7am IFC Jane Eyre (1996 GB): This satisfying screen adaptation of Charlotte Brontë’s Gothic romance comes to IFC in wide-screen this morning. It’s generally held in disdain by hardcore fans of the novel, but Brontë neophytes such as myself will be reasonably pleased with the results. Directed by Franco Zeffirelli, whose late ‘60s versions of Shakespeare’s The Taming of the Shrew and Romeo and Juliet had something of the chocolate box about them, Jane Eyre is a much gloomier affair, and benefits tremendously from a stellar performance by Charlotte Gainsbourg in the title role. Gainsbourg’s Jane is a dour and demure young lady whose upbringing as an orphan in a strict girls’ school has left her restrained and reserved, but things start to change when she is exposed to the mature charms of Mr. Rochester (a miscast William Hurt), who hires Jane to tutor his ward (Josephine Serre). Sticking closer to the source material than the 1944 Joan Fontaine version - though still, naturally, taking some cinematic liberties - Jane Eyre was moodily shot by David Watkin (Help!, Marat/Sade) and co-stars Joan Plowright, Anna Paquin, and Geraldine Chaplin. Also airs at 1pm.

9pm More Max
Urbania (2000 USA): This episodic and twisted tale of big-city life comes from actor and erstwhile director Jon Shear and features Dan Futterman as Charlie, a gay New Yorker searching for peace and happiness whilst in the grip of anger, confusion, and melancholia. Instead he finds homelessness, terminal illness, and, thanks to some barflies in a seedy hangout, a plethora of urban legends right out of a Jan Harold Brunvand book.
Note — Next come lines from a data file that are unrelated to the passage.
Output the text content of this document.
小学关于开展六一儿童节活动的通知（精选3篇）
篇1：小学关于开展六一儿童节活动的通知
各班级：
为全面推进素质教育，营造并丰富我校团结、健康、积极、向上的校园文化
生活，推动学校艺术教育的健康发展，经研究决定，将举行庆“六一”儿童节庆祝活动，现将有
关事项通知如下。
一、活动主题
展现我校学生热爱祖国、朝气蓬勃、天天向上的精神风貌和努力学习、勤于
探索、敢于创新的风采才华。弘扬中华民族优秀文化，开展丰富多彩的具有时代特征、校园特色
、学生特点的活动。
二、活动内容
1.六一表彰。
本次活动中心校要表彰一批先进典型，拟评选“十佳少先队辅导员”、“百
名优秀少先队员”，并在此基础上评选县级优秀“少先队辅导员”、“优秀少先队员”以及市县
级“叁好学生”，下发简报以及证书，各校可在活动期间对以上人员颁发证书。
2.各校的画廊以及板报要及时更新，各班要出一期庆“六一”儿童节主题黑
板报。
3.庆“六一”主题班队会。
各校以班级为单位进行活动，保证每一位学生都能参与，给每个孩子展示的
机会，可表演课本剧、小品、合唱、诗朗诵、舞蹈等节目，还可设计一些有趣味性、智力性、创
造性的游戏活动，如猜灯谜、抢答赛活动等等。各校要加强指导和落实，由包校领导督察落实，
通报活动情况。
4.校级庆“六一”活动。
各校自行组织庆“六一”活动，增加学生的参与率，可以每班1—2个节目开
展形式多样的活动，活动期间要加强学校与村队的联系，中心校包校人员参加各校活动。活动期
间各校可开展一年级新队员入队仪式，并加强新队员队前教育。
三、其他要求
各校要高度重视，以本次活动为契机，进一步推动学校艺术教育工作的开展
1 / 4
Urbania is an entertaining and intriguing feature that updates some of the conventions of the “psychological noirs” of the late 1940s and even reminds me of the bizarre 1955 psycho-noir feature Daughter of Horror. This unique film, nominated for the Grand Jury Prize at Sundance 2001, features Alan Cumming, Barbara Sukowa, and Lothaire Bluto in supporting roles.

Wednesday 04/27/05

1:45am Sundance
Images (1972 GB): Images is an atypical Robert Altman feature: shot in Ireland, it foregoes a large cast in favor of a grand total of six speaking parts! The film is reminiscent of Polanski’s Repulsion (1965), and its rural setting vaguely echoes (or is echoed by) other British films of the period, including Peckinpah’s Straw Dogs (1971) and Robin Hardy’s The Wicker Man (1973). Susannah York plays Cathryn, a children’s author who has recently resettled to a remote farmhouse with busy executive hubby Hugh (Rene Auberjonois, excellent in a rare non-comedy role). She’s on the verge of a nervous breakdown and identity crisis, and things get complicated in a hurry when old lovers Marcel (Hugh Millais) and Rene (Eurotrash veteran Marcel Bozzuffi) suddenly put in appearances. Marcel even brings his daughter Susannah (Cathryn Harrison, granddaughter of Rex) along on the trip. Featuring stunning cinematography by Vilmos Zsigmond and a memorable score by John Williams (yes, that John Williams) in concert with electronica guru Stomu Yamash’ta, Images is one of Altman’s greatest accomplishments and deserves a much wider audience. If you enjoy a mind-bending puzzler à la Antonioni’s Blow-Up, you’ll love this film (Here’s a hint for those seriously interested in analyzing Images: take a look at the first names of the cast, compare them to the first names of the characters, and commence rumination).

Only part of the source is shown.